Dylan Thomas died on this day in 1953. He lived in and out of words. They were his daily bread. He once wrote:

"There they were, seemingly lifeless, made only of black and white, but out of them, out of their own being, came love and terror and pity and pain and wonder and all the other vague abstractions that make our ephemeral lives dangerous, great, and bearable."

Poetry that lasts and speaks to people all over the world comes from creative souls who cherish language as a sacred trust and who love to play with words. Dylan Thomas is one of those poets — he tutors us in the art of long looking as he fine tunes our imagination, helping us to see and experience ordinary places and things from a fresh perspective.

In his public persona, this Welsh man was a roaring boy, a Rabelaisian master of ceremonies, a larger-than-life character who played hide-and-seek with an addiction to alcohol. But when he sat down to write, he was a priest ready to celebrate life and language.

People often asked Thomas to define poetry and he would make up some definition or another.

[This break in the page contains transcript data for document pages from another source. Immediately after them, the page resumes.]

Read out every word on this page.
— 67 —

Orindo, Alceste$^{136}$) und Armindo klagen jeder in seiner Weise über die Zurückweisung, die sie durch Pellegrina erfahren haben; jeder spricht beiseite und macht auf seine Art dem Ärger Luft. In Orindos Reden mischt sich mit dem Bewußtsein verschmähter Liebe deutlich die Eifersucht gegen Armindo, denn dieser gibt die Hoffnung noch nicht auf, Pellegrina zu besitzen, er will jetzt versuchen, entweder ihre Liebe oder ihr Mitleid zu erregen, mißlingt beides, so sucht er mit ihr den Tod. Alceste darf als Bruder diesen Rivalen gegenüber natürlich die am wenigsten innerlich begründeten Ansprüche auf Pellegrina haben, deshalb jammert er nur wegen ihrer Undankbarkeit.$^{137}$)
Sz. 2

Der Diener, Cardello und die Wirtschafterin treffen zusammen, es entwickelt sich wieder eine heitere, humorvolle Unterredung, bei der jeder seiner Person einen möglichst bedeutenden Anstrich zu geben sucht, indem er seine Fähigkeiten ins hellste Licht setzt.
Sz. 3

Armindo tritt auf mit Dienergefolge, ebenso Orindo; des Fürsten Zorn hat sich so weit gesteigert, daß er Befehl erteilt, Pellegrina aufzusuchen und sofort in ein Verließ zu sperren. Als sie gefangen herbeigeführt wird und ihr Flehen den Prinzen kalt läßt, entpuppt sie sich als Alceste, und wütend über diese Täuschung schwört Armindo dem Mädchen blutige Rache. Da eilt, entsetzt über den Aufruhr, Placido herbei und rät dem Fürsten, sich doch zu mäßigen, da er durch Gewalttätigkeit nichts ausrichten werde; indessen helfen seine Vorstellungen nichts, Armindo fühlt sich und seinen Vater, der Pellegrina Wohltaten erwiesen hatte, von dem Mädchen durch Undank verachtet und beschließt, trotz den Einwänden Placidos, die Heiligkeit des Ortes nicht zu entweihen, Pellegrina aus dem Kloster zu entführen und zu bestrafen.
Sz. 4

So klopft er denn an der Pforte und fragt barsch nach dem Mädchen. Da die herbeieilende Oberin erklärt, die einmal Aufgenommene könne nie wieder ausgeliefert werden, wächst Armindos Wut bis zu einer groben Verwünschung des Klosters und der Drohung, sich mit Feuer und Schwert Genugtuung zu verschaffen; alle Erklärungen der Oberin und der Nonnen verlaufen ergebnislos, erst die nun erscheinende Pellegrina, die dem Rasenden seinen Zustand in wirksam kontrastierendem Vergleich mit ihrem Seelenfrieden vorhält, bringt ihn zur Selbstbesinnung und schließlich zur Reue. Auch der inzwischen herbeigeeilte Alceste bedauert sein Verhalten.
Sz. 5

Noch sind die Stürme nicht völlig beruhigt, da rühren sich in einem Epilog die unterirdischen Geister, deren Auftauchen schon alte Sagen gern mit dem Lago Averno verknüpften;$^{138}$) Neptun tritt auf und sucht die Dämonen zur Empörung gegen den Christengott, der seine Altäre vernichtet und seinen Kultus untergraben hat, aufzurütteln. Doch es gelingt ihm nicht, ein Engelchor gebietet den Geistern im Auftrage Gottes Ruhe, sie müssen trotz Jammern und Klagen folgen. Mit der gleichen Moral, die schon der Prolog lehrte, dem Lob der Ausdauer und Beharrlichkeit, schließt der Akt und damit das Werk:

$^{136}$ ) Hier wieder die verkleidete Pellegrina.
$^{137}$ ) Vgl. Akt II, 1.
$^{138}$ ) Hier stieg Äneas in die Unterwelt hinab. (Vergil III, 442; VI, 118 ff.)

But then he would return to the most important thing — "having been moved by words."

To Name This Day:

Websites & Organizations

Visit the Dylan Thomas website and read his poetry.

Quotes

Read and reap this quotation by Dylan Thomas on what the true connoisseur of poetry discovers:

"The best craftsmanship always leaves holes and gaps in the works of the poem so that something that is not in the poem can creep, crawl, flash, or thunder in."